DISCRETO: Um jeito simples de amar que me ensinou o amor. Texto de maio de 2003, para a inesquecível tia Raimunda. | foto: Val da Costa

VALDÍVIA COSTA

Mais tarde ela virá, com seu jeito manso, cobrir de cuidados o que lhe faltou durante as décadas de solidão. É o amor de uma criança o que ela deseja. Como carrasco de seu próprio infortúnio, não lamenta por não poder dar-se mais. Afaga os cabelos da sobrinha, puxa e ajeita o lençol do menino, olha os mosquiteiros, espanta as muriçocas e pensa: "o que será que sonham quando sorriem?".

Faz da palma da mão almofada e deita a cabeça nela, escorando o cotovelo na outra mão. "Será que um dia se lembrarão das canções que eu cantava?", se questiona, às vezes. Quando a noite pesa sua escuridão completa, ela dará mais alguns passos até a janela, afastará a cortina com uma única braçada e olhará para a rua com todos os suspiros de saudade.

Ao passarem os casais, abraçados, ela voltará ao interior da casa, arrastando os chinelos e lembrando das tantas vezes que recusou casamento, outros filhos. "Não. Meus pequenos amores estão aqui ao meu lado.

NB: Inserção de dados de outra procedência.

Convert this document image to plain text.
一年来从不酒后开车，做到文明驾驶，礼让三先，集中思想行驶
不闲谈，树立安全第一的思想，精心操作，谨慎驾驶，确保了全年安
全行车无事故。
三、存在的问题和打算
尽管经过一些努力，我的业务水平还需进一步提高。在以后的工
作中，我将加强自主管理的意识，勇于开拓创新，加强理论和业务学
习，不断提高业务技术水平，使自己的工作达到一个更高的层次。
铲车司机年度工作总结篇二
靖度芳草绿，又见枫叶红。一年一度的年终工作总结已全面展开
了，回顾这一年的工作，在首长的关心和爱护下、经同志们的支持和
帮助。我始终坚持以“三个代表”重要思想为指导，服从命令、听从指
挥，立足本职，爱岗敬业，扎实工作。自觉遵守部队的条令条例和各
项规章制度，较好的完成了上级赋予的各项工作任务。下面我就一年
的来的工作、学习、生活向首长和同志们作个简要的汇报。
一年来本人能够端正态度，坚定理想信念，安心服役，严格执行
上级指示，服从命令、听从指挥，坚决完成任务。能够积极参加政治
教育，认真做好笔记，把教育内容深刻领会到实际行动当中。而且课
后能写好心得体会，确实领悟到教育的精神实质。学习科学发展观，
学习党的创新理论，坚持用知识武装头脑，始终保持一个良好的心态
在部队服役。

Foi por eles que me apaixonei e é pra quem devoto o meu tempo... já que os que eu tive não vingaram", acalenta a vontade fugaz.

Ao ouvir as 11 badaladas do sino da igreja, ela já estará deitada em sua rede, baforando um forte cigarro de fumo de feira... sempre ouvindo algumas músicas no rádio de pilha. O chiadeiro do rádio e as sombras do mamoeiro se esfregando nas paredes laterais da janela a fazem divagar mais um pouco... dando aquelas três tragadas longas...

Antes de dormir, ela lembra e rumina seus mistérios inéditos e infindáveis. Não é a mãe quem prepara uma colorida rotina. Nem o pai quem mostra os lugares, conta histórias. É uma tia quem ensina o que mais soube (e o que descobre junto). É a personagem que não falta nos desenhos, ao lado de todo mundo, amando.